Objective: A motor imagery-based brain-computer interface (MI-BCI) translates spontaneous movement intention from the brain to outside devices. MI-BCI systems based on a single modality have been widely researched in recent decades. Lately, along with the development of neuroimaging methods, multimodal MI-BCI studies that use multiple neural signals have been proposed, which are promising for enhancing the decoding accuracy of MI-BCI. Multimodal MI data contain rich common and complementary information. Effective feature representations are helpful to promote the performance of classification tasks. Thus, it is very important to explore and extract features with higher separability and robustness from the rich information in multimodal data.
Approach: In this study, a five-class motor imagery experiment was designed. Electroencephalography and functional near infrared spectroscopy data were collected simultaneously. A multimodal MI decoding neural network was proposed. In this network, to enhance the feature representation, the heterogeneous data of different modalities in the spatial dimension were aligned through the proposed spatial alignment losses. Also, the multimodal features were aligned and fused in the temporal dimension by an attention-based modality fusion module.

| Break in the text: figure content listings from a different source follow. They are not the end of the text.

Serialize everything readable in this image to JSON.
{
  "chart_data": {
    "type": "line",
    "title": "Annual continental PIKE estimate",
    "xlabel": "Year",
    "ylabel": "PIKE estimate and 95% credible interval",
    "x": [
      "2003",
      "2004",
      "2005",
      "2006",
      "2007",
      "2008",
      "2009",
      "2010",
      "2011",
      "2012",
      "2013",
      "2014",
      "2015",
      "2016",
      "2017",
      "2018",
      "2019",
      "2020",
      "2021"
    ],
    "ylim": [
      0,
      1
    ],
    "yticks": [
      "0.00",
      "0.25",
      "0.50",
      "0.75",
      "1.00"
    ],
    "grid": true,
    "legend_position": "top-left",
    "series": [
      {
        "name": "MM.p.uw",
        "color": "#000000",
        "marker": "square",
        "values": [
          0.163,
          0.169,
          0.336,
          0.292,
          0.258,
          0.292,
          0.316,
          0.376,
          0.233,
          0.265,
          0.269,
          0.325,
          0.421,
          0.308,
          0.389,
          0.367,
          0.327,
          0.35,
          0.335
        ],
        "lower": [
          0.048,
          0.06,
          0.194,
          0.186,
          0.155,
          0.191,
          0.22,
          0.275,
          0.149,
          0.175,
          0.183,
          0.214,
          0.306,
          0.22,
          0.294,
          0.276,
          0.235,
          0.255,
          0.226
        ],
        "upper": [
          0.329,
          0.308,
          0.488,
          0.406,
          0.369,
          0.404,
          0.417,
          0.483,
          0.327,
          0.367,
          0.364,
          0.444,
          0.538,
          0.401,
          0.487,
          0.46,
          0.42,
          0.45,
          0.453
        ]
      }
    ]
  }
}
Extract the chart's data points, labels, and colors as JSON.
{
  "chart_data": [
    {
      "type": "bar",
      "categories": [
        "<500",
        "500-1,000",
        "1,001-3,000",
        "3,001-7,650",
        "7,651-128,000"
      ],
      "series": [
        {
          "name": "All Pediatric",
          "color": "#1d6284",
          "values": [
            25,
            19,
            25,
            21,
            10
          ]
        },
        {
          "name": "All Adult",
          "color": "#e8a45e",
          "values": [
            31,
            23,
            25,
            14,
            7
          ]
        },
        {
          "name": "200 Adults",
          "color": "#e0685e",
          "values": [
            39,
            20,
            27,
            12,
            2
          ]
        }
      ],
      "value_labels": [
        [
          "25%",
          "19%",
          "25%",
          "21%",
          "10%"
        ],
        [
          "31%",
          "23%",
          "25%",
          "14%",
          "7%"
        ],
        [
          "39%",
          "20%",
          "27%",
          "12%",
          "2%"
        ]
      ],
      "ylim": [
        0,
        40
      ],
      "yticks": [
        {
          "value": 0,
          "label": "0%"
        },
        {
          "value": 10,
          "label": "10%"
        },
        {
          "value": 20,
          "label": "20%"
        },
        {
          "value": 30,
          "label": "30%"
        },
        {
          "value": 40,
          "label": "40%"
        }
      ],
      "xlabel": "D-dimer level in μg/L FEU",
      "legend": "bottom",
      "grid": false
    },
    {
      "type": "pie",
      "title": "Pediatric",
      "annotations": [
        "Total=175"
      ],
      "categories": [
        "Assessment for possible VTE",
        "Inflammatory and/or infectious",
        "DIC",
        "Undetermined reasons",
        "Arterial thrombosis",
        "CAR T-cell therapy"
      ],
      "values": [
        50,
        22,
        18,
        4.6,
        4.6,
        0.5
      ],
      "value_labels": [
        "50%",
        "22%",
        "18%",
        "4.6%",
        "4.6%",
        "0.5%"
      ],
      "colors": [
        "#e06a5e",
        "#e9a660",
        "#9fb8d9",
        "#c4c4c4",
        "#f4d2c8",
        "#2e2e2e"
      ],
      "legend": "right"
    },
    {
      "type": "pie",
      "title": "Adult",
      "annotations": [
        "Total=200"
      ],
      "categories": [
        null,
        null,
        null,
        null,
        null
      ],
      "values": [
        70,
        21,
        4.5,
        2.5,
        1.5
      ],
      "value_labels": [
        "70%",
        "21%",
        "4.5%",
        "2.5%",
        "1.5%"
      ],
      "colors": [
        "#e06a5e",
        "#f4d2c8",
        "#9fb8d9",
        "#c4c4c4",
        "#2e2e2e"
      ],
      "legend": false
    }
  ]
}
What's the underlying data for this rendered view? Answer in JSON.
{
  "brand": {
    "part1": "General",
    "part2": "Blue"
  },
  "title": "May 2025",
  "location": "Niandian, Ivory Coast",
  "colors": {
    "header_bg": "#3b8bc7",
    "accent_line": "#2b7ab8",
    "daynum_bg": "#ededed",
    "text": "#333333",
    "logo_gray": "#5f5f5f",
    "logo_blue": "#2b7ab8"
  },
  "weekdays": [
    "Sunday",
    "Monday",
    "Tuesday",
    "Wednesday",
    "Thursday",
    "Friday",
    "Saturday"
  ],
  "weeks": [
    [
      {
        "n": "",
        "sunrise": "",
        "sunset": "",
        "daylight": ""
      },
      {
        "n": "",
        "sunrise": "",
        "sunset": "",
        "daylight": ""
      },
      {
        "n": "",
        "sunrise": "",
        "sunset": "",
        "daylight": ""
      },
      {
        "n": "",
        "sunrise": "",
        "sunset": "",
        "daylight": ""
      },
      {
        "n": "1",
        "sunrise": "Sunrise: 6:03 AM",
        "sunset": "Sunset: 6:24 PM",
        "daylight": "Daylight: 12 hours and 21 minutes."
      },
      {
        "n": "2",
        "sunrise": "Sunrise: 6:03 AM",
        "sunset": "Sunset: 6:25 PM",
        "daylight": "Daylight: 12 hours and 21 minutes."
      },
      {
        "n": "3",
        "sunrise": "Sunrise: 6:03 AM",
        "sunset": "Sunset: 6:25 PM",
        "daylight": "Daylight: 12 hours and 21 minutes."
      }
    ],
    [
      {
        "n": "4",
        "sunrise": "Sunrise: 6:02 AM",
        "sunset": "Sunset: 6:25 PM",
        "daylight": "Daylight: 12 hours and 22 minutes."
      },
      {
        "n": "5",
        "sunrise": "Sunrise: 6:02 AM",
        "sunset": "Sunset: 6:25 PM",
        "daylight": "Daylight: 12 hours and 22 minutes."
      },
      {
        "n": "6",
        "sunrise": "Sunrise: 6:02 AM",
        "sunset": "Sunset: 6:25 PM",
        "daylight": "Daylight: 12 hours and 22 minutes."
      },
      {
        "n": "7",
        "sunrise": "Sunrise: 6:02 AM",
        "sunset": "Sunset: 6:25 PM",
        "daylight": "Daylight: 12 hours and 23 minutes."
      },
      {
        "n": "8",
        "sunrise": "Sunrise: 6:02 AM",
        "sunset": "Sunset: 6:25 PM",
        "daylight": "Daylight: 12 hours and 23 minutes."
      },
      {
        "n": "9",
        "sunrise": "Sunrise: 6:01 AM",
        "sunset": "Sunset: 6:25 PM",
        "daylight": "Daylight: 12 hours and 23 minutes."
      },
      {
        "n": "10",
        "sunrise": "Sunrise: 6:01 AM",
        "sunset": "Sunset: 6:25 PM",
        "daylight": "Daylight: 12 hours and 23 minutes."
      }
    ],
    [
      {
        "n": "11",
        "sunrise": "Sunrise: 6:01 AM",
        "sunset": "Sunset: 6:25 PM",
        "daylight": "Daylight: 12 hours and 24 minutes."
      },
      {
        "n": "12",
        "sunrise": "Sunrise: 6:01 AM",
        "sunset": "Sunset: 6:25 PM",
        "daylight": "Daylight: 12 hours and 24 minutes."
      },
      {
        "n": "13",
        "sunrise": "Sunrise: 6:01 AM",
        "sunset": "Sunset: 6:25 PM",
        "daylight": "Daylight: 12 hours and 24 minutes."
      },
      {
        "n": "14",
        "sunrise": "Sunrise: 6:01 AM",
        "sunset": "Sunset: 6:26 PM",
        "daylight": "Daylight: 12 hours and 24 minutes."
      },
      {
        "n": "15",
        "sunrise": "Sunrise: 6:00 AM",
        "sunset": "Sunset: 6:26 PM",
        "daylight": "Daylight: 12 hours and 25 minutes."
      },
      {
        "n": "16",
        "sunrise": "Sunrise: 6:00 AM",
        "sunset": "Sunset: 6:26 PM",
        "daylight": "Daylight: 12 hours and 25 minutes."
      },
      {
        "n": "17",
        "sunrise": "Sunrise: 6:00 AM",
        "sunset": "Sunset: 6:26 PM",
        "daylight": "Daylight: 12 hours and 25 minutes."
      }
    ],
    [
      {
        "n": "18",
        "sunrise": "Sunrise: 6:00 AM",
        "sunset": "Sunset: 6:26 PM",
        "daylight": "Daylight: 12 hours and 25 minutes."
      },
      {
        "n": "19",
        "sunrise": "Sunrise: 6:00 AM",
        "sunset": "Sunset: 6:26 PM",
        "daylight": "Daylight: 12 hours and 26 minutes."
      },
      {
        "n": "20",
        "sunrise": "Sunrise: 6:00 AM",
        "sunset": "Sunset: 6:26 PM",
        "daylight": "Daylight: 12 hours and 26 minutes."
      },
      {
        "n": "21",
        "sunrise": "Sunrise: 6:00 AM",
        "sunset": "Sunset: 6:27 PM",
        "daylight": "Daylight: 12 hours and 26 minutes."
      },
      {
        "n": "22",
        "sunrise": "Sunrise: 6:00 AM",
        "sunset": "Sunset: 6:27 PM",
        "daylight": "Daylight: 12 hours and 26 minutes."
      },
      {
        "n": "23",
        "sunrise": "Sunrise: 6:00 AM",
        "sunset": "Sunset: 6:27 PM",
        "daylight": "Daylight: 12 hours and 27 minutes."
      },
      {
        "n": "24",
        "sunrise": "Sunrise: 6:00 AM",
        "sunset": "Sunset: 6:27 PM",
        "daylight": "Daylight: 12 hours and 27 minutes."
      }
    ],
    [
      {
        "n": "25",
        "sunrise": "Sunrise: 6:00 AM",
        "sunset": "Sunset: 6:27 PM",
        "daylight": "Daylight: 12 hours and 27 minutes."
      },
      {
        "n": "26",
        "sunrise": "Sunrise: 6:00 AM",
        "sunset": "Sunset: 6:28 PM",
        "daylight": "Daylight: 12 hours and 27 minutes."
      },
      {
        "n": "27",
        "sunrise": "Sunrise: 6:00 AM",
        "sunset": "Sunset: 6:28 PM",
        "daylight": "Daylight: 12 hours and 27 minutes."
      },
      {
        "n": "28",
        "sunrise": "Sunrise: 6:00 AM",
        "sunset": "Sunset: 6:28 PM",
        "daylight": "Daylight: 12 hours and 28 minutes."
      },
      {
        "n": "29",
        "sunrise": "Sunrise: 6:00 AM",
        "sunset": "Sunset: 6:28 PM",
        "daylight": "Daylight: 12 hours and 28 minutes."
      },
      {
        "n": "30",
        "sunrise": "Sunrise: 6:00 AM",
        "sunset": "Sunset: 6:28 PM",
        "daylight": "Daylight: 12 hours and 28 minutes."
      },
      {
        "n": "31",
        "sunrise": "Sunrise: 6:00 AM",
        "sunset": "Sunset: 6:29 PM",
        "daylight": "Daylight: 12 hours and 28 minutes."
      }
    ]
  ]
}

Main results and Significance: The collected dataset was analyzed from temporal, spatial and frequency perspectives. The results showed that the multimodal data contain visually separable motor imagery patterns. The experimental results show that the proposed decoding method achieved the highest decoding accuracy among the compared methods on the self-collected dataset and a public dataset. Ablation results show that each part of the proposed method is effective. Compared with single-modality decoding, the proposed method obtained 4.6% higher decoding accuracy on the self-collected dataset. This indicates that the proposed method can improve the performance of multimodal MI decoding. This study provides a new approach for capturing the rich information in multimodal MI data and enhancing multimodal MI-BCI decoding accuracy.